Canada Goose (GOOS - Free Report)
Canada Goose, which sells high-priced down jackets, is coming off a strong start to the year in its “smallest fiscal quarter,” with total revenues up 58.5% last period. The firm’s direct-to-consumer business shined as did in-store sales. Looking ahead, Canada Goose is projected to see its current quarter revenues jump by nearly 9%, based on our current Zacks Consensus Estimate. But the real growth looks like it will come during its fiscal third-quarter, which includes the holiday shopping period, with revenues projected to jump over 25% to $262.15 million.
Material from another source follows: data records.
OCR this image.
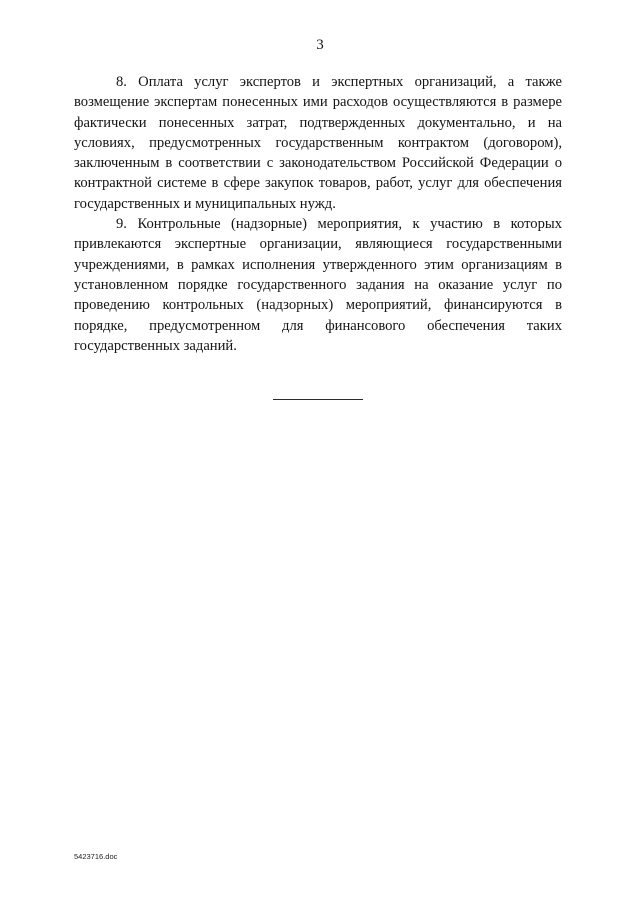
3

8. Оплата услуг экспертов и экспертных организаций, а также возмещение экспертам понесенных ими расходов осуществляются в размере фактически понесенных затрат, подтвержденных документально, и на условиях, предусмотренных государственным контрактом (договором), заключенным в соответствии с законодательством Российской Федерации о контрактной системе в сфере закупок товаров, работ, услуг для обеспечения государственных и муниципальных нужд.

9. Контрольные (надзорные) мероприятия, к участию в которых привлекаются экспертные организации, являющиеся государственными учреждениями, в рамках исполнения утвержденного этим организациям в установленном порядке государственного задания на оказание услуг по проведению контрольных (надзорных) мероприятий, финансируются в порядке, предусмотренном для финансового обеспечения таких государственных заданий.

5423716.doc
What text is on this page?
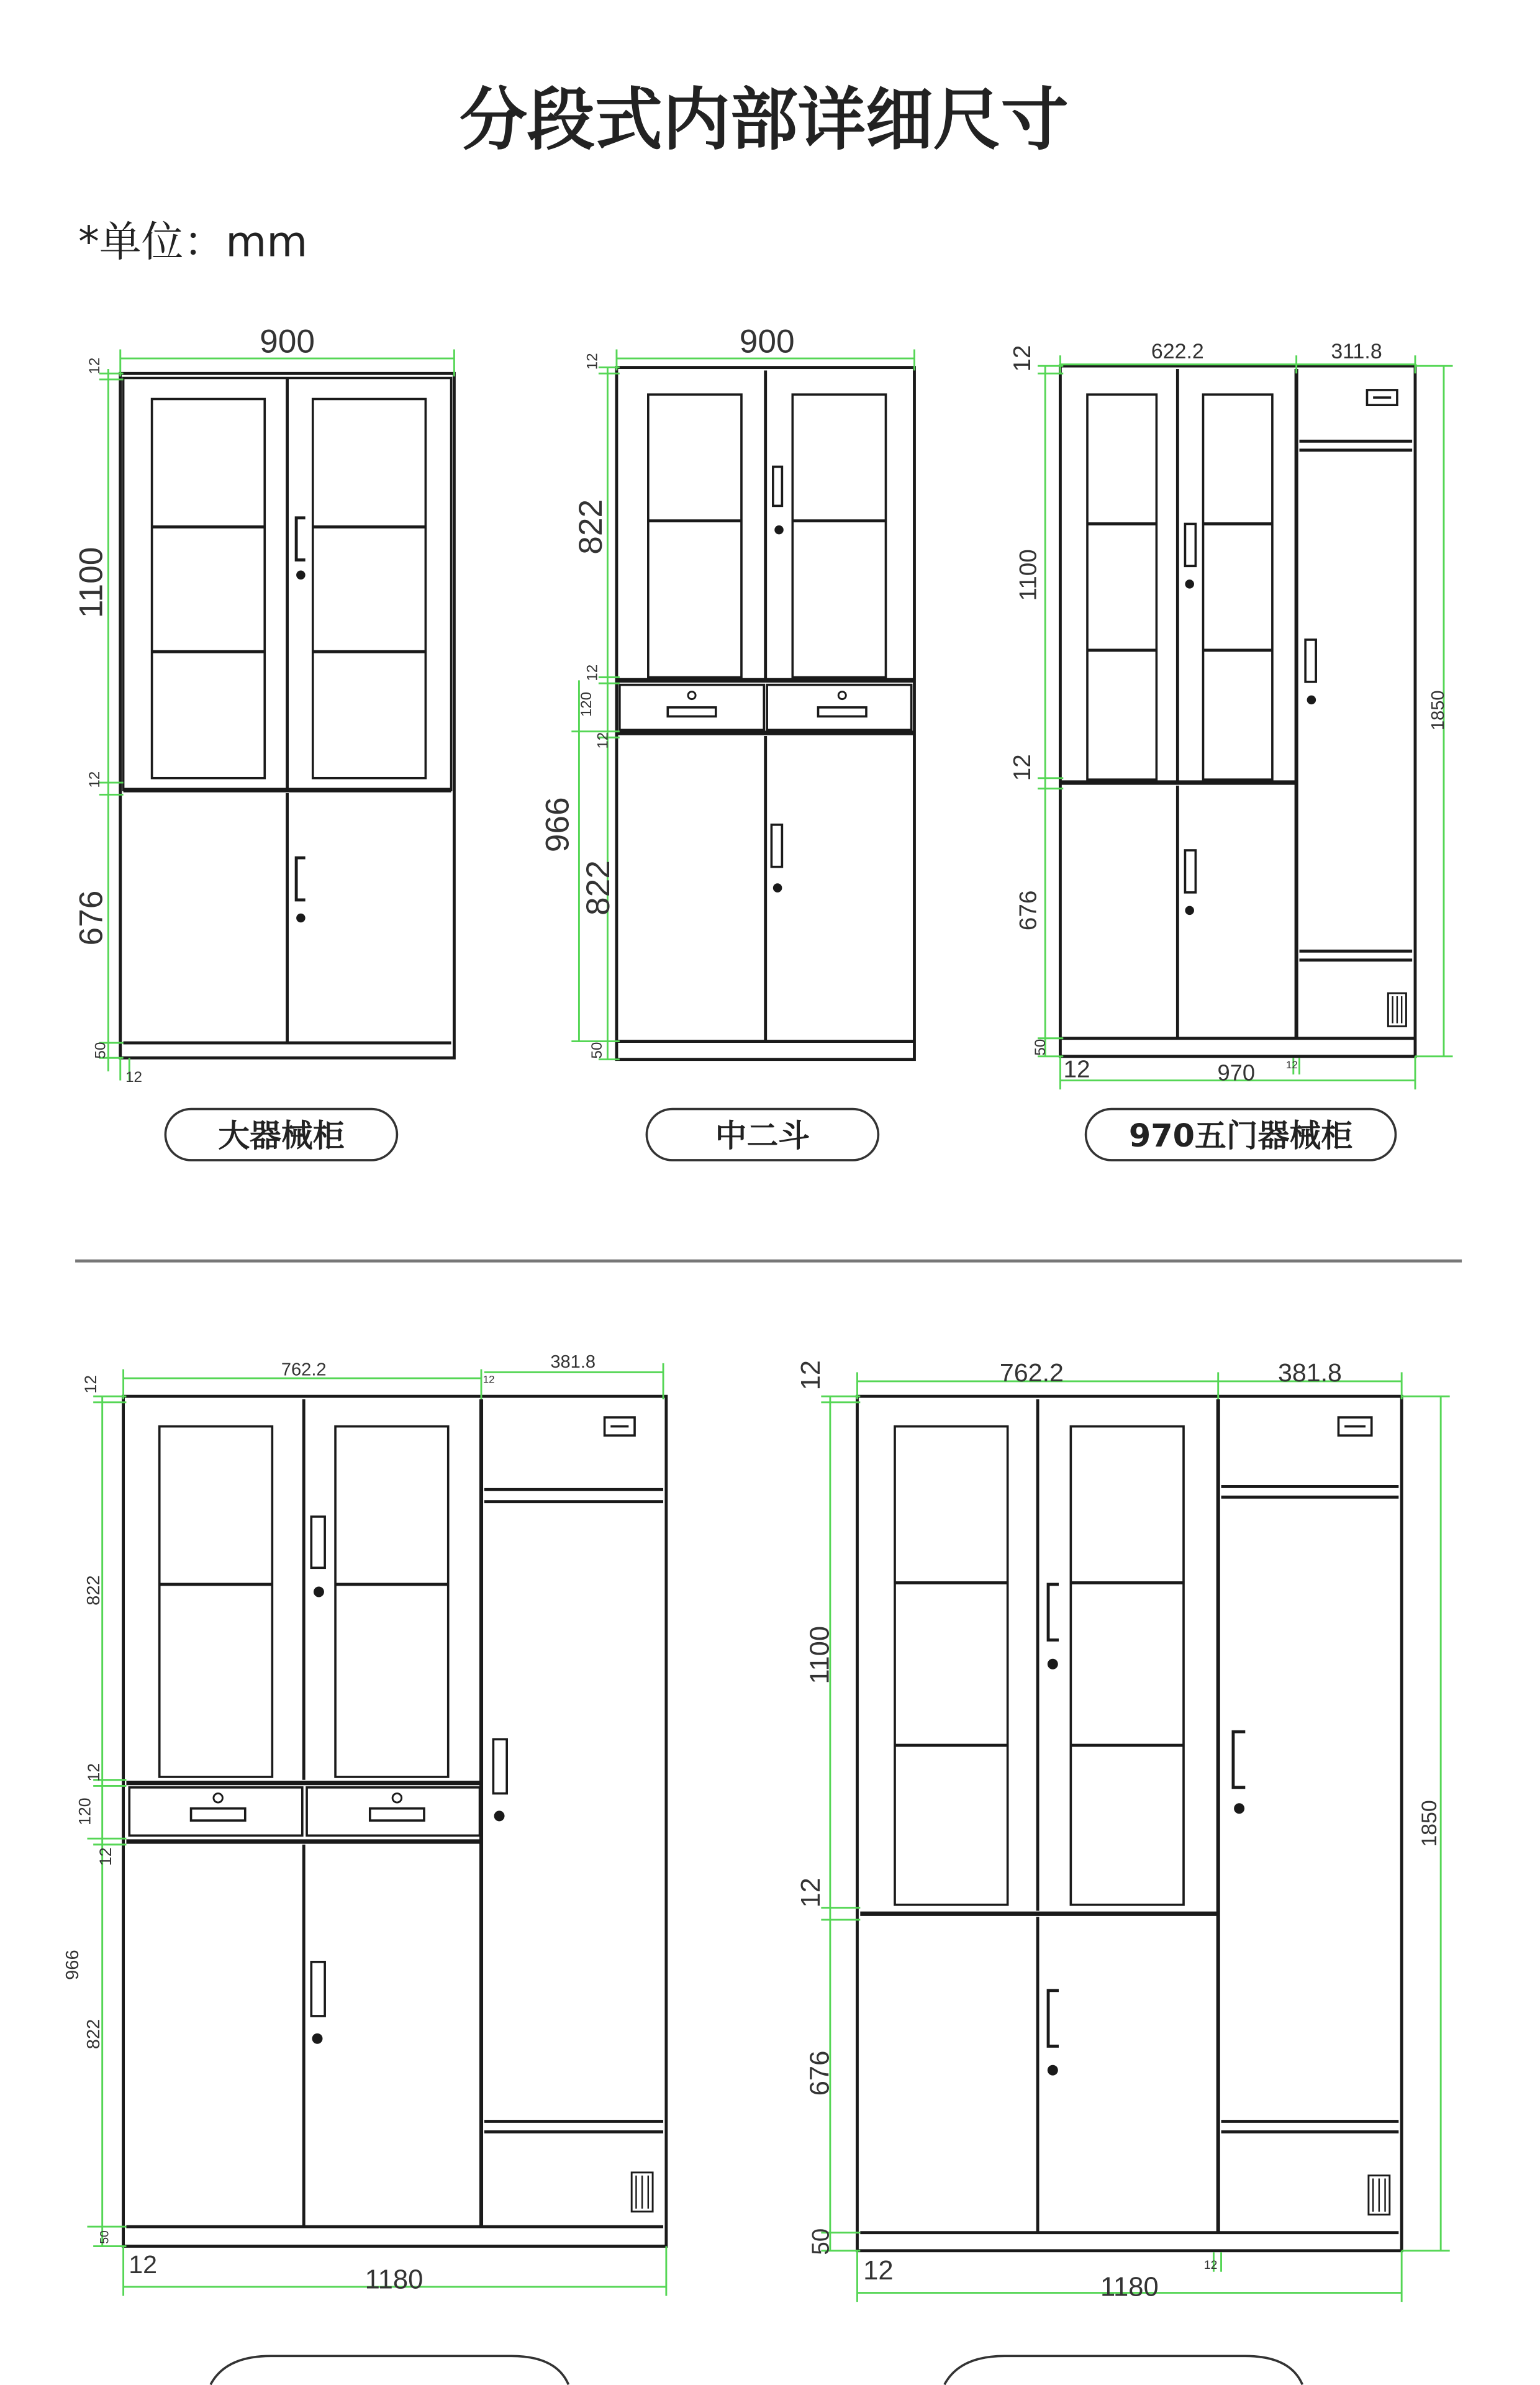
分段式内部详细尺寸
*单位：mm
900
12
1100
12
676
50
12
大器械柜
900
12
822
12
120
12
966
822
50
中二斗
12	622.2	311.8
1100
12
676
50
12	970	12
1850
970五门器械柜
12
762.2	12
381.8
822
12
120
12
966
822
50
12
1180
12	762.2	381.8
1100
12
676
50
12
1180
12
1850
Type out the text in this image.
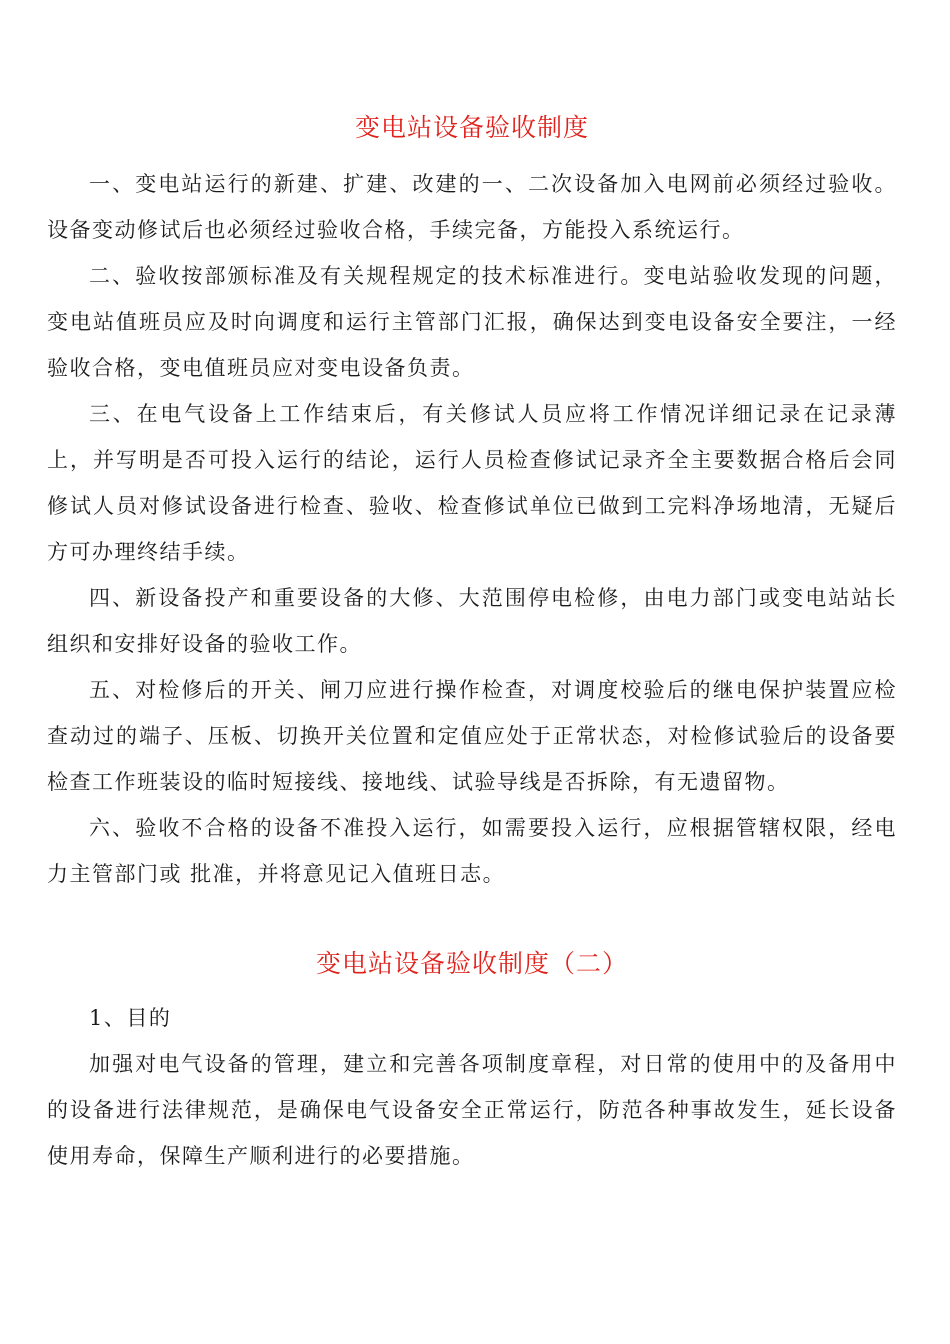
变电站设备验收制度

一、变电站运行的新建、扩建、改建的一、二次设备加入电网前必须经过验收。设备变动修试后也必须经过验收合格，手续完备，方能投入系统运行。

二、验收按部颁标准及有关规程规定的技术标准进行。变电站验收发现的问题，变电站值班员应及时向调度和运行主管部门汇报，确保达到变电设备安全要注，一经验收合格，变电值班员应对变电设备负责。

三、在电气设备上工作结束后，有关修试人员应将工作情况详细记录在记录薄上，并写明是否可投入运行的结论，运行人员检查修试记录齐全主要数据合格后会同修试人员对修试设备进行检查、验收、检查修试单位已做到工完料净场地清，无疑后方可办理终结手续。

四、新设备投产和重要设备的大修、大范围停电检修，由电力部门或变电站站长组织和安排好设备的验收工作。

五、对检修后的开关、闸刀应进行操作检查，对调度校验后的继电保护装置应检查动过的端子、压板、切换开关位置和定值应处于正常状态，对检修试验后的设备要检查工作班装设的临时短接线、接地线、试验导线是否拆除，有无遗留物。

六、验收不合格的设备不准投入运行，如需要投入运行，应根据管辖权限，经电力主管部门或 批准，并将意见记入值班日志。

变电站设备验收制度（二）

1、目的

加强对电气设备的管理，建立和完善各项制度章程，对日常的使用中的及备用中的设备进行法律规范，是确保电气设备安全正常运行，防范各种事故发生，延长设备使用寿命，保障生产顺利进行的必要措施。
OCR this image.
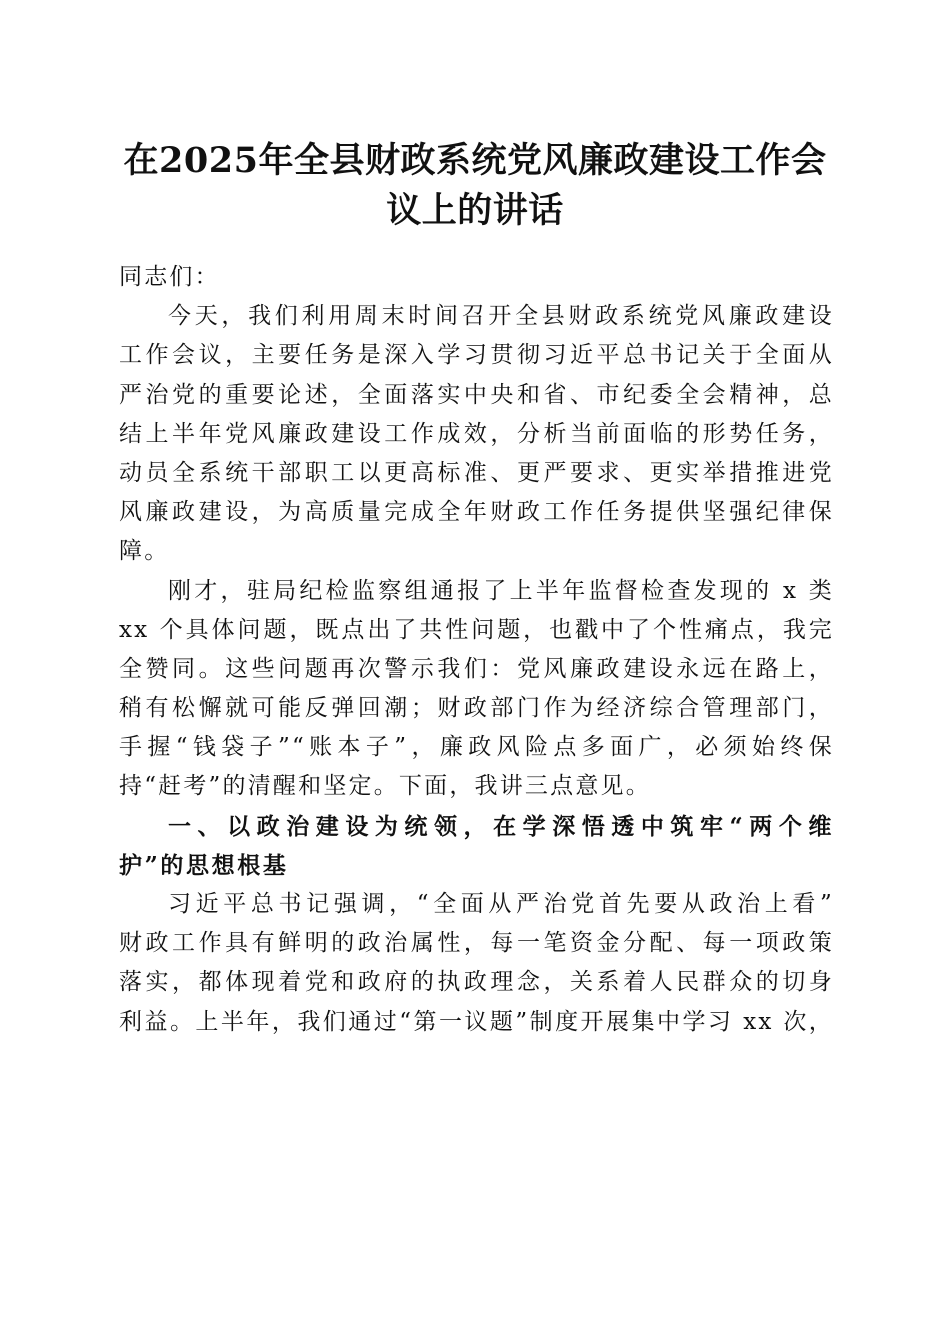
在2025年全县财政系统党风廉政建设工作会
议上的讲话
同志们：
今天，我们利用周末时间召开全县财政系统党风廉政建设
工作会议，主要任务是深入学习贯彻习近平总书记关于全面从
严治党的重要论述，全面落实中央和省、市纪委全会精神，总
结上半年党风廉政建设工作成效，分析当前面临的形势任务，
动员全系统干部职工以更高标准、更严要求、更实举措推进党
风廉政建设，为高质量完成全年财政工作任务提供坚强纪律保
障。
刚才，驻局纪检监察组通报了上半年监督检查发现的 x 类
xx 个具体问题，既点出了共性问题，也戳中了个性痛点，我完
全赞同。这些问题再次警示我们：党风廉政建设永远在路上，
稍有松懈就可能反弹回潮；财政部门作为经济综合管理部门，
手握“钱袋子”“账本子”，廉政风险点多面广，必须始终保
持“赶考”的清醒和坚定。下面，我讲三点意见。
一、以政治建设为统领，在学深悟透中筑牢“两个维
护”的思想根基
习近平总书记强调，“全面从严治党首先要从政治上看”
财政工作具有鲜明的政治属性，每一笔资金分配、每一项政策
落实，都体现着党和政府的执政理念，关系着人民群众的切身
利益。上半年，我们通过“第一议题”制度开展集中学习 xx 次，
At the bottom end of the income statement, Canada Goose’s adjusted Q3 earnings are expected to soar 41.3% to reach $0.65 per share. Meanwhile, its full-year EPS figure is projected to jump 30%. Investors should also note that GOOS has seen nothing but positive earnings revisions for both its current year and the following fiscal year over the last 60 days. Canada Goose is currently a Zacks Rank #1 (Strong Buy) and sits below its 52-week high.
Lululemon (LULU - Free Report)
Lululemon is coming off an impressive second quarter that saw its revenues climb and its earnings skyrocket over 97%. The yoga apparel and athleisure power’s comp sales also jumped 10%. Plus, LULU’s direct-to-consumer revenues soared 48% as it pushes further into e-commerce along with the likes of Nike (NKE - Free Report) and Adidas (ADDYY - Free Report) . Lululemon’s core athleisure business is expected to grow as the overall market continues to thrive. The firm also reiterated its goal to expand its men’s category to $1 billion by 2020, which would be great for investors as men’s athleisure has more room to expand as evidenced by Gap’s (GPS - Free Report) launch of its new men’s brand Hill City.
Shares of LULU have skyrocketed over the last year, but it looks like the firm still has room to run. Our current Zacks Consensus Estimate is calling for the company’s Q3 revenues to jump by 18.4%, while full-year revenues are projected to climb 21.8% to hit $3.23 billion. More impressively, LULU’s full-year EPS figure is projected to jump over 38% to $3.58 per share. The athleisure giant has also received 20 upward earnings estimate revisions for fiscal 2018 and 23 for fiscal 2019 within the past 60 days, against zero downward changes.
Lululemon is currently a Zacks Rank #1 (Strong Buy) and also sports an “A” grade for Growth in our Style Scores system.
Urban Outfitters (URBN - Free Report)
Urban Outfitters has seen its stock price sink over 8% in the last month alone to help set up what could be a great buying opportunity because the company looks ready to keep on growing. The lifestyle and clothing retailer’s Q3 revenues are projected to pop by 8.7%. Plus, URBN’s current fiscal year revenues are expected to jump 9.6% to $3.96 billion.
Moving to the other end of the income statement, the company’s adjusted quarterly earnings are projected to surge by 53.7%. Meanwhile, URBN’s adjusted full-year EPS figure is expected to skyrocket by approximately 60%. Urban has also received 11 upward earnings estimate revisions for Q3 and 13 for its current fiscal year over the last 60 days, with 100% agreement to the upside.
Urban Outfitters is currently a Zacks Rank #1 (Strong Buy) and rocks an “A” grade for Growth and “Bs” for both Value and Momentum in our Style Scores system.